Central Sales Tax is a tax on Sale levied by Central Government under the provisions of Central Sales Tax Act, 1957. As per the provisions of this Act, any movement of goods from one State to another on account of sale/purchase or transfer of document of Title to goods between two separate parties is considered as Interstate sale/purchase. All such transactions are liable to CST. Any movement of goods otherwise than as sale, sent outside the state, is exempted from levy of CST. Examples of such Transactions are Consignment and Branch Transfers outside the state, Exports, Deemed Exports etc.
As CST is single point of taxation, the transit sales (subsequent interstate sales against Form E1) will attract 2% CST and sales against Form E2 is exempt from CST. This exemption will be available only on submission of required statutory forms.
Also some of the Interstate transactions are exempted if goods are supplied to Special Economic Zones or to UN or Diplomatic missions etc. The exemptions are based on the Submission of Statutory Forms as specified under the CST Act.

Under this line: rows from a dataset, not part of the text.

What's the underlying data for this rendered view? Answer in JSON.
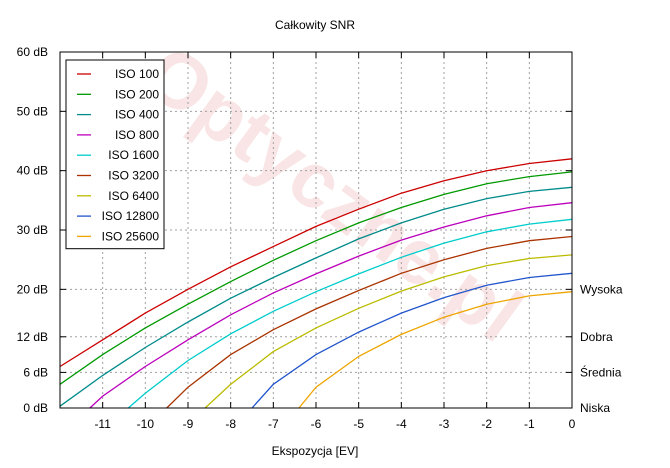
{
  "chart_data": {
    "type": "line",
    "title": "Całkowity SNR",
    "xlabel": "Ekspozycja [EV]",
    "ylabel": "",
    "xlim": [
      -12,
      0
    ],
    "ylim": [
      0,
      60
    ],
    "x_ticks": [
      -11,
      -10,
      -9,
      -8,
      -7,
      -6,
      -5,
      -4,
      -3,
      -2,
      -1,
      0
    ],
    "x_tick_labels": [
      "-11",
      "-10",
      "-9",
      "-8",
      "-7",
      "-6",
      "-5",
      "-4",
      "-3",
      "-2",
      "-1",
      "0"
    ],
    "y_ticks": [
      0,
      6,
      12,
      20,
      30,
      40,
      50,
      60
    ],
    "y_tick_labels": [
      "0 dB",
      "6 dB",
      "12 dB",
      "20 dB",
      "30 dB",
      "40 dB",
      "50 dB",
      "60 dB"
    ],
    "right_labels": [
      {
        "y": 20,
        "text": "Wysoka"
      },
      {
        "y": 12,
        "text": "Dobra"
      },
      {
        "y": 6,
        "text": "Średnia"
      },
      {
        "y": 0,
        "text": "Niska"
      }
    ],
    "grid": true,
    "legend_position": "top-left",
    "watermark": "Optyczne.pl",
    "series": [
      {
        "name": "ISO 100",
        "color": "#cc0000",
        "x": [
          -12,
          -11,
          -10,
          -9,
          -8,
          -7,
          -6,
          -5,
          -4,
          -3,
          -2,
          -1,
          0
        ],
        "y": [
          7,
          11.5,
          16,
          20,
          23.8,
          27.2,
          30.6,
          33.5,
          36.2,
          38.3,
          40,
          41.2,
          42
        ]
      },
      {
        "name": "ISO 200",
        "color": "#009900",
        "x": [
          -12,
          -11,
          -10,
          -9,
          -8,
          -7,
          -6,
          -5,
          -4,
          -3,
          -2,
          -1,
          0
        ],
        "y": [
          4,
          9,
          13.5,
          17.5,
          21.3,
          24.9,
          28.2,
          31.2,
          33.8,
          36,
          37.8,
          39,
          39.8
        ]
      },
      {
        "name": "ISO 400",
        "color": "#008b8b",
        "x": [
          -12,
          -11,
          -10,
          -9,
          -8,
          -7,
          -6,
          -5,
          -4,
          -3,
          -2,
          -1,
          0
        ],
        "y": [
          0.3,
          5.5,
          10.2,
          14.5,
          18.5,
          22,
          25.3,
          28.5,
          31.2,
          33.5,
          35.3,
          36.5,
          37.2
        ]
      },
      {
        "name": "ISO 800",
        "color": "#bb00bb",
        "x": [
          -11.3,
          -11,
          -10,
          -9,
          -8,
          -7,
          -6,
          -5,
          -4,
          -3,
          -2,
          -1,
          0
        ],
        "y": [
          0,
          2,
          7,
          11.5,
          15.7,
          19.4,
          22.6,
          25.6,
          28.3,
          30.5,
          32.4,
          33.8,
          34.6
        ]
      },
      {
        "name": "ISO 1600",
        "color": "#00cccc",
        "x": [
          -10.4,
          -10,
          -9,
          -8,
          -7,
          -6,
          -5,
          -4,
          -3,
          -2,
          -1,
          0
        ],
        "y": [
          0,
          2.5,
          8,
          12.5,
          16.3,
          19.6,
          22.6,
          25.4,
          27.8,
          29.7,
          31,
          31.8
        ]
      },
      {
        "name": "ISO 3200",
        "color": "#aa3300",
        "x": [
          -9.5,
          -9,
          -8,
          -7,
          -6,
          -5,
          -4,
          -3,
          -2,
          -1,
          0
        ],
        "y": [
          0,
          3.5,
          9,
          13.2,
          16.7,
          19.8,
          22.7,
          25,
          26.9,
          28.2,
          28.9
        ]
      },
      {
        "name": "ISO 6400",
        "color": "#bbbb00",
        "x": [
          -8.6,
          -8,
          -7,
          -6,
          -5,
          -4,
          -3,
          -2,
          -1,
          0
        ],
        "y": [
          0,
          4,
          9.5,
          13.5,
          16.8,
          19.7,
          22.1,
          24,
          25.2,
          25.8
        ]
      },
      {
        "name": "ISO 12800",
        "color": "#2255cc",
        "x": [
          -7.5,
          -7,
          -6,
          -5,
          -4,
          -3,
          -2,
          -1,
          0
        ],
        "y": [
          0,
          4,
          9,
          12.8,
          16,
          18.6,
          20.7,
          22,
          22.7
        ]
      },
      {
        "name": "ISO 25600",
        "color": "#eea500",
        "x": [
          -6.4,
          -6,
          -5,
          -4,
          -3,
          -2,
          -1,
          0
        ],
        "y": [
          0,
          3.5,
          8.7,
          12.4,
          15.3,
          17.5,
          18.9,
          19.6
        ]
      }
    ]
  }
}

The Centralised system of Sales Tax was introduced to avoid the cascading effect of taxes as the tax was levied by more than one state in case of inter-state transactions. Also to clear the confusion relating to levy and collection of Sales Tax between the states involved in this interstate transaction, certain provisions are introduced in the CST Act. The CST Act clearly specifies that the CST is payable or levied in the State where the movement of goods commences as a result of interstate sales/purchases.